Friday, 13 November 2015

Football Art: Brian Clough in Albert Park

"I was the kid who came from a little part of paradise, to me it was heaven. Everything that I've done, everything I've achieved, everything I can think of that has directed and affected my life - apart from the drink - stemmed from my childhood". 

It was the first weekend of September and summer was barely clinging on in Middlesbrough's Albert Park.  An elderly couple shuffled past the sunlit bandstand,  a bloke was showing his son the South African War Memorial and a cannon captured in the Crimea, and two women traded gossip under the branches of a tree.  "Get away, he never! He'll be alright if they win this afternoon."

A little way off stood another figure, seven-foot high, cast in bronze and with a familiar twist to the mouth.  "I want no epitaphs of profound history and all that type of thing," Brian Clough had once commented. "I contributed - I would hope they would say that, and I would hope somebody liked me."  Three years after his death, and over three and a half decades since he'd left his hometown club, there were enough there who still liked him to make up over half of the £65,000 a statue in his honour had cost.  "It's in recognition of one of the greatest people to ever come from Middlesbrough," said the chairman of the fund-raising committee.  "There was a deep reservoir of feeling for Cloughie in this town and they don't want him to be forgotten".


Clough, Albert Park and football went back a very long way.  It was there that Middlesbrough had played their very first matches, using the archery strips for pitches until they were kicked out for making a mess of the grass.  Born on one side of the park at 11 Valley Road, he would, wrote Jonathan Wilson, "race home from school every night, change into old clothes and then dash (straight there) to play football or cricket".  Later, even after moving from games with Acklam Iron and Steelworks Athletics to a professional contract, he'd return to the playground of his youth with a wheelbarrow and cart wallflowers home to his mother's garden.  "We spent many sunny days in ths park, so it's really appropriate that it's here," thought Clough's widow when the statue was unveiled in May 2007.

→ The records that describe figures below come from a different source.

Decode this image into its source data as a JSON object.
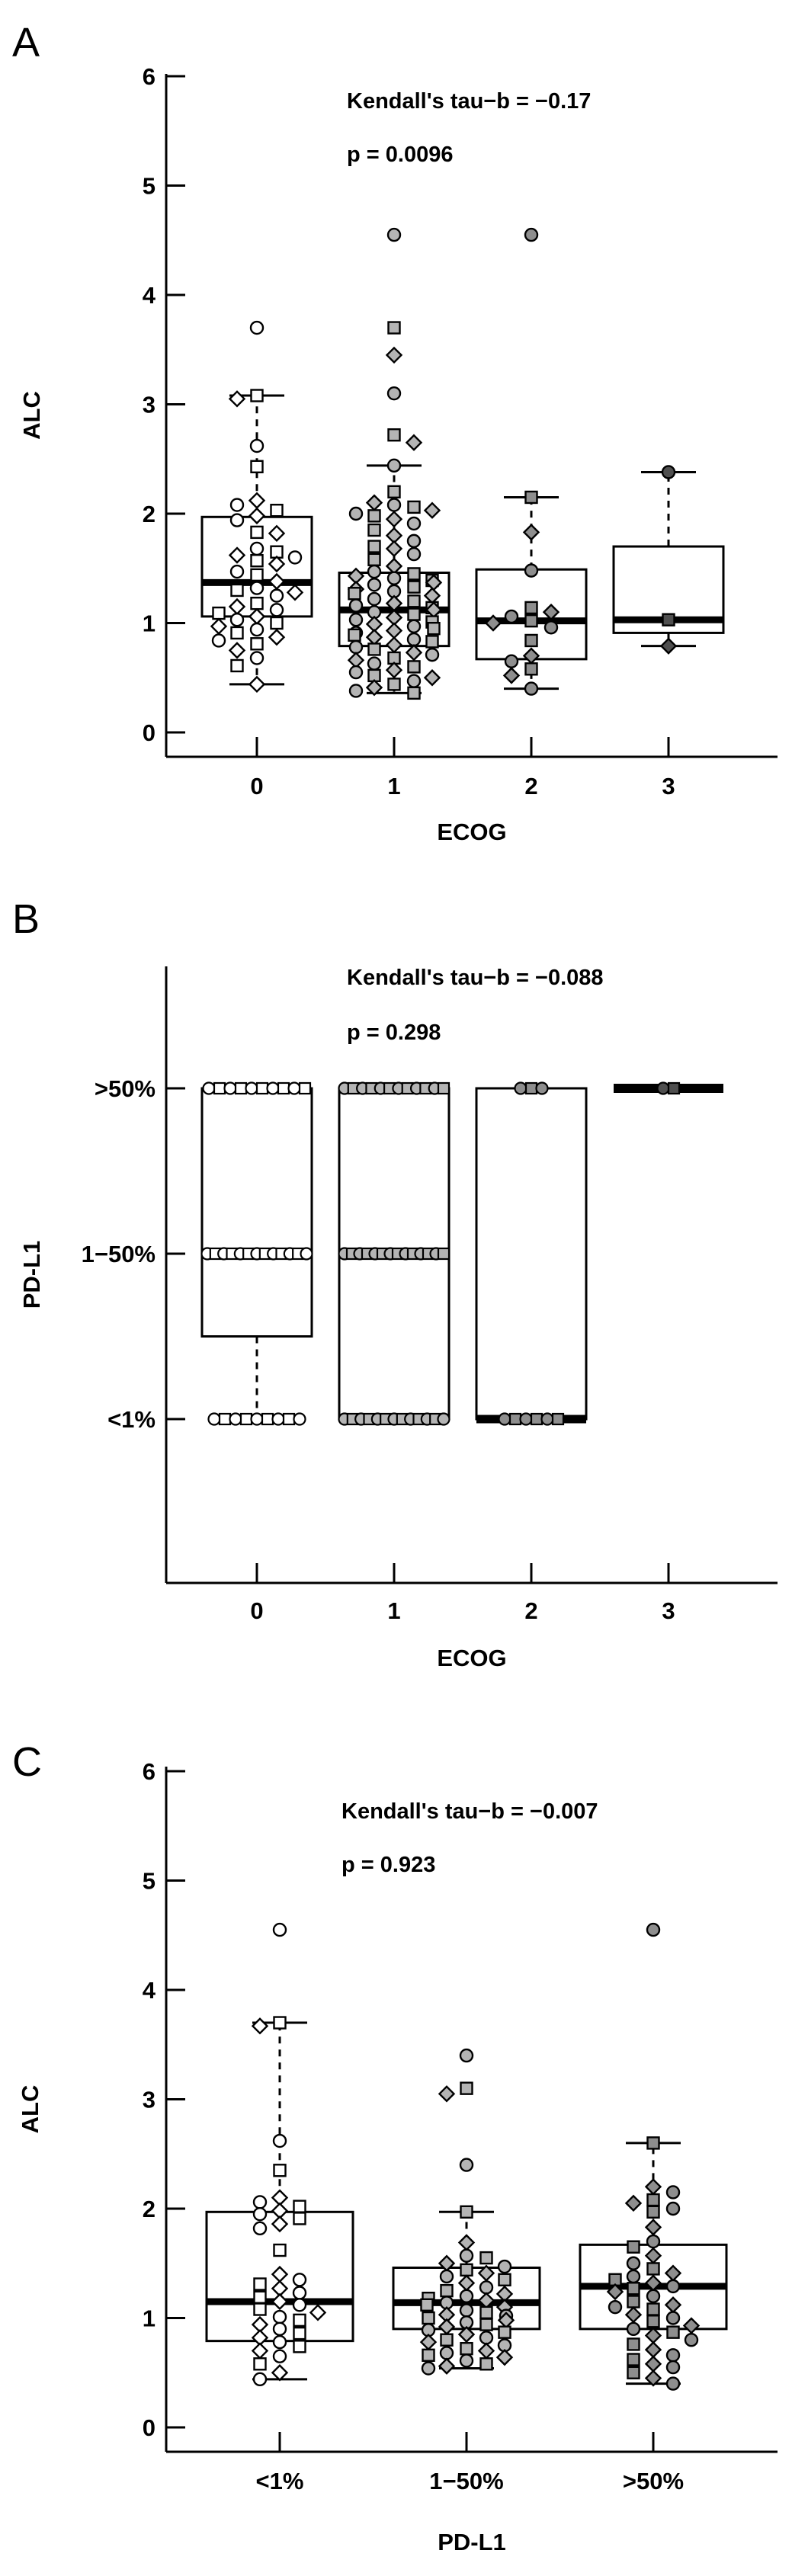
{
  "chart_data": [
    {
      "type": "boxplot-jitter",
      "panel_label": "A",
      "annotations": [
        "Kendall's tau−b = −0.17",
        "p = 0.0096"
      ],
      "xlabel": "ECOG",
      "ylabel": "ALC",
      "ylim": [
        0,
        6
      ],
      "yticks": [
        0,
        1,
        2,
        3,
        4,
        5,
        6
      ],
      "categories": [
        "0",
        "1",
        "2",
        "3"
      ],
      "legend": "none",
      "grid": false,
      "groups": [
        {
          "category": "0",
          "marker_fill": "#ffffff",
          "n": 42,
          "box": {
            "q1": 1.06,
            "median": 1.37,
            "q3": 1.97,
            "whisker_low": 0.44,
            "whisker_high": 3.08
          },
          "outliers": [
            3.7
          ],
          "values": [
            3.7,
            3.08,
            3.05,
            2.62,
            2.43,
            2.12,
            2.08,
            2.03,
            1.98,
            1.94,
            1.83,
            1.82,
            1.68,
            1.65,
            1.62,
            1.6,
            1.57,
            1.54,
            1.47,
            1.44,
            1.38,
            1.32,
            1.3,
            1.28,
            1.25,
            1.18,
            1.15,
            1.12,
            1.09,
            1.06,
            1.03,
            1.0,
            0.97,
            0.94,
            0.91,
            0.87,
            0.84,
            0.81,
            0.75,
            0.68,
            0.61,
            0.44
          ]
        },
        {
          "category": "1",
          "marker_fill": "#b4b4b4",
          "n": 74,
          "box": {
            "q1": 0.79,
            "median": 1.12,
            "q3": 1.46,
            "whisker_low": 0.36,
            "whisker_high": 2.44
          },
          "outliers": [
            4.55,
            3.7,
            3.45,
            3.1,
            2.72,
            2.65
          ],
          "values": [
            4.55,
            3.7,
            3.45,
            3.1,
            2.72,
            2.65,
            2.44,
            2.2,
            2.1,
            2.08,
            2.06,
            2.03,
            2.0,
            1.98,
            1.95,
            1.91,
            1.85,
            1.8,
            1.75,
            1.7,
            1.68,
            1.63,
            1.58,
            1.52,
            1.47,
            1.45,
            1.43,
            1.41,
            1.39,
            1.37,
            1.35,
            1.33,
            1.31,
            1.29,
            1.27,
            1.25,
            1.22,
            1.2,
            1.18,
            1.16,
            1.14,
            1.12,
            1.1,
            1.08,
            1.05,
            1.03,
            1.01,
            0.99,
            0.97,
            0.95,
            0.93,
            0.91,
            0.89,
            0.87,
            0.85,
            0.83,
            0.8,
            0.78,
            0.76,
            0.73,
            0.71,
            0.68,
            0.66,
            0.63,
            0.6,
            0.57,
            0.55,
            0.52,
            0.5,
            0.47,
            0.44,
            0.41,
            0.38,
            0.36
          ]
        },
        {
          "category": "2",
          "marker_fill": "#8e8e8e",
          "n": 16,
          "box": {
            "q1": 0.67,
            "median": 1.02,
            "q3": 1.49,
            "whisker_low": 0.4,
            "whisker_high": 2.15
          },
          "outliers": [
            4.55
          ],
          "values": [
            4.55,
            2.15,
            1.83,
            1.48,
            1.14,
            1.1,
            1.06,
            1.02,
            1.0,
            0.96,
            0.84,
            0.7,
            0.65,
            0.58,
            0.52,
            0.4
          ]
        },
        {
          "category": "3",
          "marker_fill": "#4f4f4f",
          "n": 3,
          "box": {
            "q1": 0.91,
            "median": 1.03,
            "q3": 1.7,
            "whisker_low": 0.79,
            "whisker_high": 2.38
          },
          "outliers": [],
          "values": [
            2.38,
            1.03,
            0.79
          ]
        }
      ]
    },
    {
      "type": "boxplot-categorical",
      "panel_label": "B",
      "annotations": [
        "Kendall's tau−b = −0.088",
        "p = 0.298"
      ],
      "xlabel": "ECOG",
      "ylabel": "PD-L1",
      "ylevels": [
        {
          "level": 1,
          "label": "<1%"
        },
        {
          "level": 2,
          "label": "1−50%"
        },
        {
          "level": 3,
          "label": ">50%"
        }
      ],
      "categories": [
        "0",
        "1",
        "2",
        "3"
      ],
      "legend": "none",
      "grid": false,
      "groups": [
        {
          "category": "0",
          "marker_fill": "#ffffff",
          "box": {
            "q1": 1.5,
            "median": 2,
            "q3": 3,
            "whisker_low": 1
          },
          "rows": [
            {
              "level": 3,
              "count": 10
            },
            {
              "level": 2,
              "count": 13
            },
            {
              "level": 1,
              "count": 9
            }
          ]
        },
        {
          "category": "1",
          "marker_fill": "#b4b4b4",
          "box": {
            "q1": 1,
            "median": 2,
            "q3": 3
          },
          "rows": [
            {
              "level": 3,
              "count": 12
            },
            {
              "level": 2,
              "count": 14
            },
            {
              "level": 1,
              "count": 13
            }
          ]
        },
        {
          "category": "2",
          "marker_fill": "#8e8e8e",
          "box": {
            "q1": 1,
            "median": 1,
            "q3": 3
          },
          "rows": [
            {
              "level": 3,
              "count": 3
            },
            {
              "level": 1,
              "count": 6
            }
          ]
        },
        {
          "category": "3",
          "marker_fill": "#4f4f4f",
          "box": {
            "q1": 3,
            "median": 3,
            "q3": 3
          },
          "rows": [
            {
              "level": 3,
              "count": 2
            }
          ]
        }
      ]
    },
    {
      "type": "boxplot-jitter",
      "panel_label": "C",
      "annotations": [
        "Kendall's tau−b = −0.007",
        "p = 0.923"
      ],
      "xlabel": "PD-L1",
      "ylabel": "ALC",
      "ylim": [
        0,
        6
      ],
      "yticks": [
        0,
        1,
        2,
        3,
        4,
        5,
        6
      ],
      "categories": [
        "<1%",
        "1−50%",
        ">50%"
      ],
      "legend": "none",
      "grid": false,
      "groups": [
        {
          "category": "<1%",
          "marker_fill": "#ffffff",
          "n": 37,
          "box": {
            "q1": 0.79,
            "median": 1.15,
            "q3": 1.97,
            "whisker_low": 0.44,
            "whisker_high": 3.7
          },
          "outliers": [
            4.55
          ],
          "values": [
            4.55,
            3.7,
            3.67,
            2.62,
            2.35,
            2.1,
            2.06,
            2.02,
            1.98,
            1.95,
            1.91,
            1.86,
            1.82,
            1.62,
            1.4,
            1.35,
            1.31,
            1.27,
            1.23,
            1.19,
            1.15,
            1.12,
            1.08,
            1.05,
            1.01,
            0.98,
            0.94,
            0.9,
            0.86,
            0.82,
            0.78,
            0.74,
            0.7,
            0.65,
            0.58,
            0.5,
            0.44
          ]
        },
        {
          "category": "1−50%",
          "marker_fill": "#b4b4b4",
          "n": 49,
          "box": {
            "q1": 0.9,
            "median": 1.14,
            "q3": 1.46,
            "whisker_low": 0.54,
            "whisker_high": 1.97
          },
          "outliers": [
            3.4,
            3.1,
            3.05,
            2.4
          ],
          "values": [
            3.4,
            3.1,
            3.05,
            2.4,
            1.97,
            1.69,
            1.57,
            1.55,
            1.5,
            1.47,
            1.44,
            1.41,
            1.38,
            1.35,
            1.32,
            1.28,
            1.25,
            1.22,
            1.2,
            1.18,
            1.16,
            1.14,
            1.12,
            1.1,
            1.07,
            1.05,
            1.03,
            1.02,
            1.0,
            0.98,
            0.96,
            0.94,
            0.92,
            0.89,
            0.87,
            0.85,
            0.82,
            0.8,
            0.78,
            0.75,
            0.72,
            0.7,
            0.68,
            0.66,
            0.64,
            0.61,
            0.58,
            0.56,
            0.54
          ]
        },
        {
          "category": ">50%",
          "marker_fill": "#8e8e8e",
          "n": 43,
          "box": {
            "q1": 0.9,
            "median": 1.29,
            "q3": 1.67,
            "whisker_low": 0.4,
            "whisker_high": 2.6
          },
          "outliers": [
            4.55
          ],
          "values": [
            4.55,
            2.6,
            2.2,
            2.15,
            2.08,
            2.05,
            2.0,
            1.97,
            1.83,
            1.7,
            1.65,
            1.57,
            1.5,
            1.45,
            1.41,
            1.38,
            1.35,
            1.32,
            1.29,
            1.27,
            1.24,
            1.2,
            1.15,
            1.12,
            1.1,
            1.08,
            1.03,
            1.0,
            0.97,
            0.93,
            0.9,
            0.87,
            0.84,
            0.8,
            0.76,
            0.71,
            0.66,
            0.62,
            0.58,
            0.55,
            0.5,
            0.45,
            0.4
          ]
        }
      ]
    }
  ]
}
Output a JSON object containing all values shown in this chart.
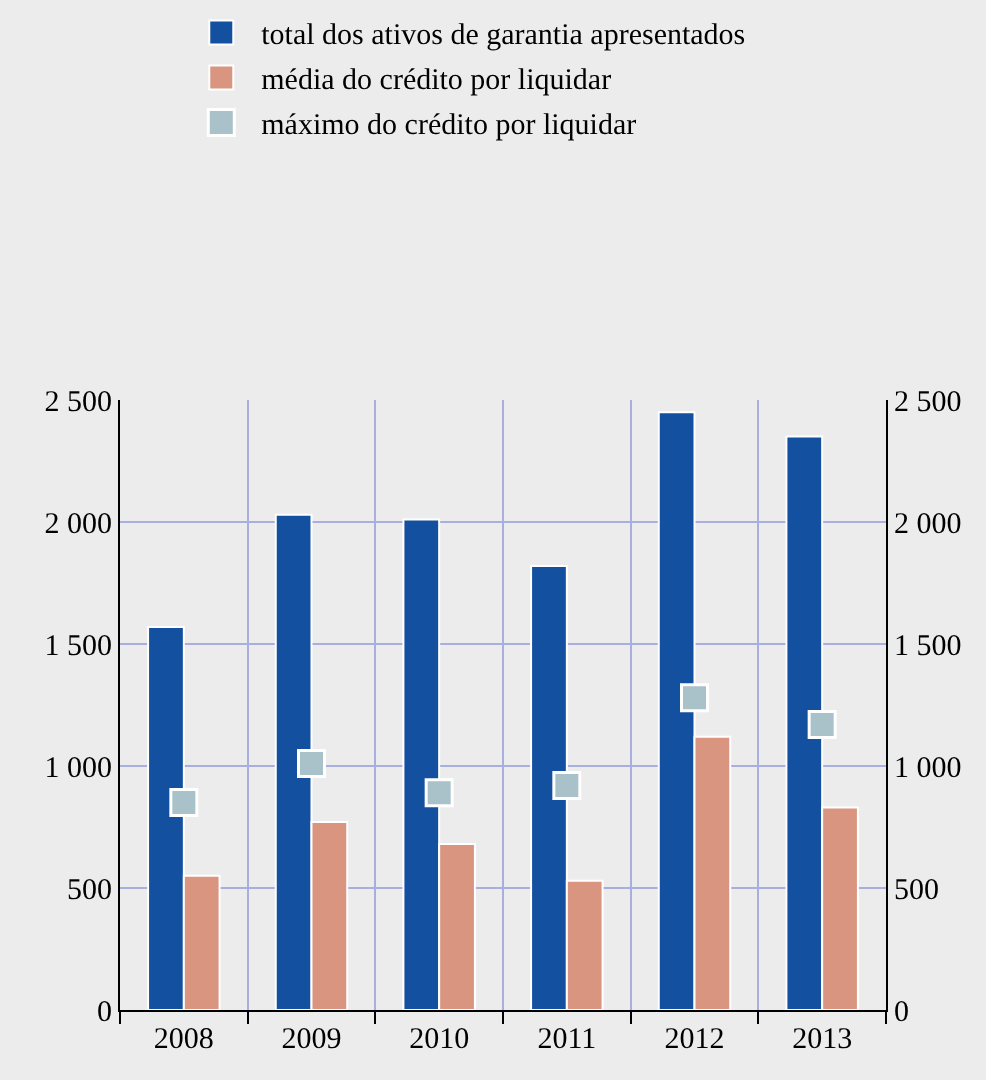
{
  "chart_data": {
    "type": "bar",
    "categories": [
      "2008",
      "2009",
      "2010",
      "2011",
      "2012",
      "2013"
    ],
    "series": [
      {
        "name": "total dos ativos de garantia apresentados",
        "color": "#1450a0",
        "values": [
          1570,
          2030,
          2010,
          1820,
          2450,
          2350
        ]
      },
      {
        "name": "média do crédito por liquidar",
        "color": "#d9957f",
        "values": [
          550,
          770,
          680,
          530,
          1120,
          830
        ]
      },
      {
        "name": "máximo do crédito por liquidar",
        "type": "scatter",
        "marker": "square",
        "color": "#a9c1c9",
        "values": [
          850,
          1010,
          890,
          920,
          1280,
          1170
        ]
      }
    ],
    "ylim": [
      0,
      2500
    ],
    "yticks": [
      0,
      500,
      {
        "value": 1000,
        "label": "1 000"
      },
      {
        "value": 1500,
        "label": "1 500"
      },
      {
        "value": 2000,
        "label": "2 000"
      },
      {
        "value": 2500,
        "label": "2 500"
      }
    ],
    "y2lim": [
      0,
      2500
    ],
    "y2ticks": [
      0,
      500,
      {
        "value": 1000,
        "label": "1 000"
      },
      {
        "value": 1500,
        "label": "1 500"
      },
      {
        "value": 2000,
        "label": "2 000"
      },
      {
        "value": 2500,
        "label": "2 500"
      }
    ],
    "grid": true,
    "legend": "top left"
  }
}
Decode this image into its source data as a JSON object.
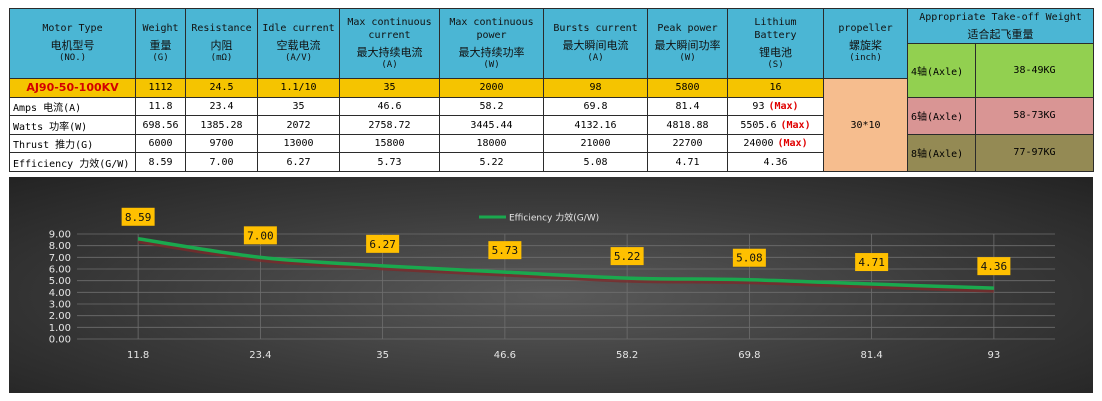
{
  "table": {
    "columns": [
      {
        "en": "Motor Type",
        "zh": "电机型号",
        "unit": "(NO.)"
      },
      {
        "en": "Weight",
        "zh": "重量",
        "unit": "(G)"
      },
      {
        "en": "Resistance",
        "zh": "内阻",
        "unit": "(mΩ)"
      },
      {
        "en": "Idle current",
        "zh": "空载电流",
        "unit": "(A/V)"
      },
      {
        "en": "Max continuous current",
        "zh": "最大持续电流",
        "unit": "(A)"
      },
      {
        "en": "Max continuous power",
        "zh": "最大持续功率",
        "unit": "(W)"
      },
      {
        "en": "Bursts current",
        "zh": "最大瞬间电流",
        "unit": "(A)"
      },
      {
        "en": "Peak power",
        "zh": "最大瞬间功率",
        "unit": "(W)"
      },
      {
        "en": "Lithium Battery",
        "zh": "锂电池",
        "unit": "(S)"
      },
      {
        "en": "propeller",
        "zh": "螺旋桨",
        "unit": "(inch)"
      },
      {
        "en": "Appropriate Take-off Weight",
        "zh": "适合起飞重量",
        "unit": ""
      }
    ],
    "model_row": [
      "AJ90-50-100KV",
      "1112",
      "24.5",
      "1.1/10",
      "35",
      "2000",
      "98",
      "5800",
      "16"
    ],
    "data_rows": [
      {
        "label_en": "Amps",
        "label_zh": "电流",
        "label_unit": "(A)",
        "values": [
          "11.8",
          "23.4",
          "35",
          "46.6",
          "58.2",
          "69.8",
          "81.4",
          "93"
        ],
        "max": true
      },
      {
        "label_en": "Watts",
        "label_zh": "功率",
        "label_unit": "(W)",
        "values": [
          "698.56",
          "1385.28",
          "2072",
          "2758.72",
          "3445.44",
          "4132.16",
          "4818.88",
          "5505.6"
        ],
        "max": true
      },
      {
        "label_en": "Thrust",
        "label_zh": "推力",
        "label_unit": "(G)",
        "values": [
          "6000",
          "9700",
          "13000",
          "15800",
          "18000",
          "21000",
          "22700",
          "24000"
        ],
        "max": true
      },
      {
        "label_en": "Efficiency",
        "label_zh": "力效",
        "label_unit": "(G/W)",
        "values": [
          "8.59",
          "7.00",
          "6.27",
          "5.73",
          "5.22",
          "5.08",
          "4.71",
          "4.36"
        ],
        "max": false
      }
    ],
    "max_label": "(Max)",
    "propeller": "30*10",
    "takeoff": [
      {
        "axle": "4轴(Axle)",
        "weight": "38-49KG"
      },
      {
        "axle": "6轴(Axle)",
        "weight": "58-73KG"
      },
      {
        "axle": "8轴(Axle)",
        "weight": "77-97KG"
      }
    ],
    "takeoff_colors": [
      "#92d050",
      "#d99594",
      "#948a54"
    ]
  },
  "chart_data": {
    "type": "line",
    "categories": [
      "11.8",
      "23.4",
      "35",
      "46.6",
      "58.2",
      "69.8",
      "81.4",
      "93"
    ],
    "series": [
      {
        "name": "Efficiency 力效(G/W)",
        "values": [
          8.59,
          7.0,
          6.27,
          5.73,
          5.22,
          5.08,
          4.71,
          4.36
        ],
        "color": "#1aa84e"
      }
    ],
    "data_labels": [
      "8.59",
      "7.00",
      "6.27",
      "5.73",
      "5.22",
      "5.08",
      "4.71",
      "4.36"
    ],
    "yticks": [
      "0.00",
      "1.00",
      "2.00",
      "3.00",
      "4.00",
      "5.00",
      "6.00",
      "7.00",
      "8.00",
      "9.00"
    ],
    "ylim": [
      0,
      9
    ],
    "grid": true,
    "legend_position": "top",
    "label_background": "#ffc000"
  }
}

"When Clough left for Sunderland, the town wept," Daniel Gray wrote in  Hatters, Railwaymen and Knitters, his magnificent account of football in England's lesser-visited provinces.  "The only thing I enjoyed during my six years there was scoring goals," Clough recollected in 1973. "From Saturday to Saturday I was very unhappy.  My ability was never utilised, by me or the management.  Only goals kept me sane.  That was my only pleasure."  Nonetheless, the man always remembered the place that had shaped him. "Wherever we went, Brian made sure everybody knew he was from Middlesbrough," his widow said. "I think if his success as a manager had happened here, that would have been his ideal.  But life is not that perfect."


Unlike the sculpted tributes at Derby and Nottingham, Teesside's Clough is young and lithe.  "Twenty-four and in training gear," wrote Gray, "his boots slung over a shoulder, purposeful, on the way to training or a match".  It's placed on his route from home to Ayresome Park - two pitches' length away from the statue - and now part of a waymarked trail that passes the street where a second managerial genius was raised.  Don Revie left at 17, fleeing poverty and the spectre of the Holgate End workhouse. "He used to talk about taking baths in the sink," said one friend. "It was a poor upbringing and that left him determined that everything went well later on the monetary side".  For all his flaws, Clough was a man of the people, sticking around long enough to become the Holgate's idol and leave behind a legacy of a phenomenal 197 goals in just 213 games. "He would have been absolutely amazed at the very idea of a statue and he would have been so touched at the different ways you have raised the money," his widow told the crowd at Albert Park. "You have done him proud and I thank you from the bottom of my heart".